Ces nouveaux modèles sont considérés comme des modèles ‘open weight’ et sont toujours publiés sous licence open source (Llama 4 Community Licence) mais celle-ci comporte toutefois des restrictions importantes :
– La licence permet une utilisation, reproduction, distribution et modification des modèles, ainsi que la création d’œuvres dérivées, MAIS toute distribution (ou intégration dans un produit ou service) doit inclure une copie de cette licence et comporter l’affichage visible de « Built with Llama ».

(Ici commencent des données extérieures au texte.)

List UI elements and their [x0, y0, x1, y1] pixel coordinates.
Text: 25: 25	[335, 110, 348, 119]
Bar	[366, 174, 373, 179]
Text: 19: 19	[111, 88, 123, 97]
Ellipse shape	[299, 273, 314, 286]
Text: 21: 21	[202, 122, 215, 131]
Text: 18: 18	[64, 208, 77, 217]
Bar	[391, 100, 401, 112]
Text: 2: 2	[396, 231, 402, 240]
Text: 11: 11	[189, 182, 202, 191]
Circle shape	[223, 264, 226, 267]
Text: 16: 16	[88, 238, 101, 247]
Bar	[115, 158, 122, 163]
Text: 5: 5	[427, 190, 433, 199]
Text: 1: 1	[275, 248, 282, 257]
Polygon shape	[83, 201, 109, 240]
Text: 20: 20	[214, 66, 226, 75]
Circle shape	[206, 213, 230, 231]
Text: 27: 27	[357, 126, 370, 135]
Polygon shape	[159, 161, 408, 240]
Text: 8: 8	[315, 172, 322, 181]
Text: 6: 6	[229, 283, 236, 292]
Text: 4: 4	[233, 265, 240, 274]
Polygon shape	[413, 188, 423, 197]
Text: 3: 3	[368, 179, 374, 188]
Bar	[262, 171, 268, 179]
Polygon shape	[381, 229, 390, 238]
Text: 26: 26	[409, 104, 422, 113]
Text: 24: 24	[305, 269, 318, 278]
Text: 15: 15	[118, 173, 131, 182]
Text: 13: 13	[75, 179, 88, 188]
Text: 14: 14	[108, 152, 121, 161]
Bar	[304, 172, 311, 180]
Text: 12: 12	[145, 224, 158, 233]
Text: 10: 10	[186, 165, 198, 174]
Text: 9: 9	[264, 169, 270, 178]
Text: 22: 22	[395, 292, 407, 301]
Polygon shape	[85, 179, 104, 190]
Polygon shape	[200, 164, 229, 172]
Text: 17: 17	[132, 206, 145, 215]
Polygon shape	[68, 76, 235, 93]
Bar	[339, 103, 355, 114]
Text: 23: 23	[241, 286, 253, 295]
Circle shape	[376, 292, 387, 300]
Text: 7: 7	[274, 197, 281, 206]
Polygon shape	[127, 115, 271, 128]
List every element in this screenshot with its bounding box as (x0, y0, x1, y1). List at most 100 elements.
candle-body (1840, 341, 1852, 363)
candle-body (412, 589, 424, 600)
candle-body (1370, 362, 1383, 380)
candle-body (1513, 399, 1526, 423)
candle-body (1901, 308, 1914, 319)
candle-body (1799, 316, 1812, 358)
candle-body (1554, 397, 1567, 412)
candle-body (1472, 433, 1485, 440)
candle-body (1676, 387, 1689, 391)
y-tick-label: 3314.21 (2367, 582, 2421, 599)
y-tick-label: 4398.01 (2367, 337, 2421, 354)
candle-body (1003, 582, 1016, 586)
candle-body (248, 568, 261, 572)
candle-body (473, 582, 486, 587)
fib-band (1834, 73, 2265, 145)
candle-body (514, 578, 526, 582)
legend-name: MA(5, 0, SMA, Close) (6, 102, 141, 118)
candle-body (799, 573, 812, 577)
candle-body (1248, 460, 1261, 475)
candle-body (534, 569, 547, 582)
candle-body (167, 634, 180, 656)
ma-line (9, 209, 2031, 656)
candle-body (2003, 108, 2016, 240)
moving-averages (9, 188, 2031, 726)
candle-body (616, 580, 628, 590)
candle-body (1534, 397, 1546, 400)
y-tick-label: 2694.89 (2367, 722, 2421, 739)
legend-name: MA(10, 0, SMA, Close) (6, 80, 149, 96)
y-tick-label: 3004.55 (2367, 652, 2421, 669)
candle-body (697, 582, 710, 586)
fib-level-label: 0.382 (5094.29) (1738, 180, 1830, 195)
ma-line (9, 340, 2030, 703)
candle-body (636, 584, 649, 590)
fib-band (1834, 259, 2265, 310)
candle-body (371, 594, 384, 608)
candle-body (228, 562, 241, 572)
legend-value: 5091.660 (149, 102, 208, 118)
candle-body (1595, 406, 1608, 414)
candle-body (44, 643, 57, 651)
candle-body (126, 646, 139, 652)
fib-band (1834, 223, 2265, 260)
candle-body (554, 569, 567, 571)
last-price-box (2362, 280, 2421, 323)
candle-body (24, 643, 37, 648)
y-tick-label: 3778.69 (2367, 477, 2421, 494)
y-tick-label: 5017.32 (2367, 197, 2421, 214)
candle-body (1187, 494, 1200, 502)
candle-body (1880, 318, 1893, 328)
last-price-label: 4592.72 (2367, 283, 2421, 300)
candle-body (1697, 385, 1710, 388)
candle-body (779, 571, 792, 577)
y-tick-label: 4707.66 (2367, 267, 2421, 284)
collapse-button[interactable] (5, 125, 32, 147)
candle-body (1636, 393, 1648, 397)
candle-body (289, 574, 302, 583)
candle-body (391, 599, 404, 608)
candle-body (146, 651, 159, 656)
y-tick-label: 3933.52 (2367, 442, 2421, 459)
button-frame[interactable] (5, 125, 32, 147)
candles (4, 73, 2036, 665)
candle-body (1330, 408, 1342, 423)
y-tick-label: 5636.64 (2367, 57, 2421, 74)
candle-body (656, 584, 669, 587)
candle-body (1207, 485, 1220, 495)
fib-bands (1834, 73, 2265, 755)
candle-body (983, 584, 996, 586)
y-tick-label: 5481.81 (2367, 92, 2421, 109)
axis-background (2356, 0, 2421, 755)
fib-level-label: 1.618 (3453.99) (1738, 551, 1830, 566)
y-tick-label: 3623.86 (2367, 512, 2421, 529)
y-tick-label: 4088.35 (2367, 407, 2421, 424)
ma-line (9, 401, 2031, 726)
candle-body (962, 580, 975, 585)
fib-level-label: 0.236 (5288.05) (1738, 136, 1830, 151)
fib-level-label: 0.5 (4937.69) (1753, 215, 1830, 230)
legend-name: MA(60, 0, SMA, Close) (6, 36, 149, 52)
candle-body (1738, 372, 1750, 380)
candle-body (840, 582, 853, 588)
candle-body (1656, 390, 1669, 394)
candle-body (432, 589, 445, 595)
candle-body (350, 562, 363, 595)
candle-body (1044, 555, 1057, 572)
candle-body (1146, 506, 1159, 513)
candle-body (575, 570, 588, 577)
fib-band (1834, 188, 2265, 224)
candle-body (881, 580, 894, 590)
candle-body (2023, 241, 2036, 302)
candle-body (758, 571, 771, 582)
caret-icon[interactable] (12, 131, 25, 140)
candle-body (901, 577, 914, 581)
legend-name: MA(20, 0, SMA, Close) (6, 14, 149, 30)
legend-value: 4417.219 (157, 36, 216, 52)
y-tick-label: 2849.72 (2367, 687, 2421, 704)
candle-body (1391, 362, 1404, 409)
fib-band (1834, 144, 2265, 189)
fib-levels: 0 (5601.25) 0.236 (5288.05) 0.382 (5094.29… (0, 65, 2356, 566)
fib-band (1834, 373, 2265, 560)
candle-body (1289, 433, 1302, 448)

– Si vous utilisez les Llama Materials pour créer, entraîner ou améliorer un modèle d’IA destiné à être diffusé, le nom de ce modèle devra débuter par « Llama »
– Les entreprises dépassant 700 millions d’utilisateurs mensuels doivent obtenir une licence spéciale auprès de Meta.
Ça, c’est pour la théorie. En pratique, l’utilisation des modèles Llama 4 « multimodaux » (cas de ces 3 modèles) pour développer des produits ou des services est interdite à tout individu domicilié dans l’Union européenne et à toute entreprise ayant son siège social dans l’UE ! En gros, seule la recherche autour des modèles Llama 4 est autorisée dans l’UE. Une sacrée limitation ! En revanche, si une entreprise basée en dehors de l’UE propose un service utilisant ces modèles, les utilisateurs finaux dans l’UE peuvent tout de même utiliser le service.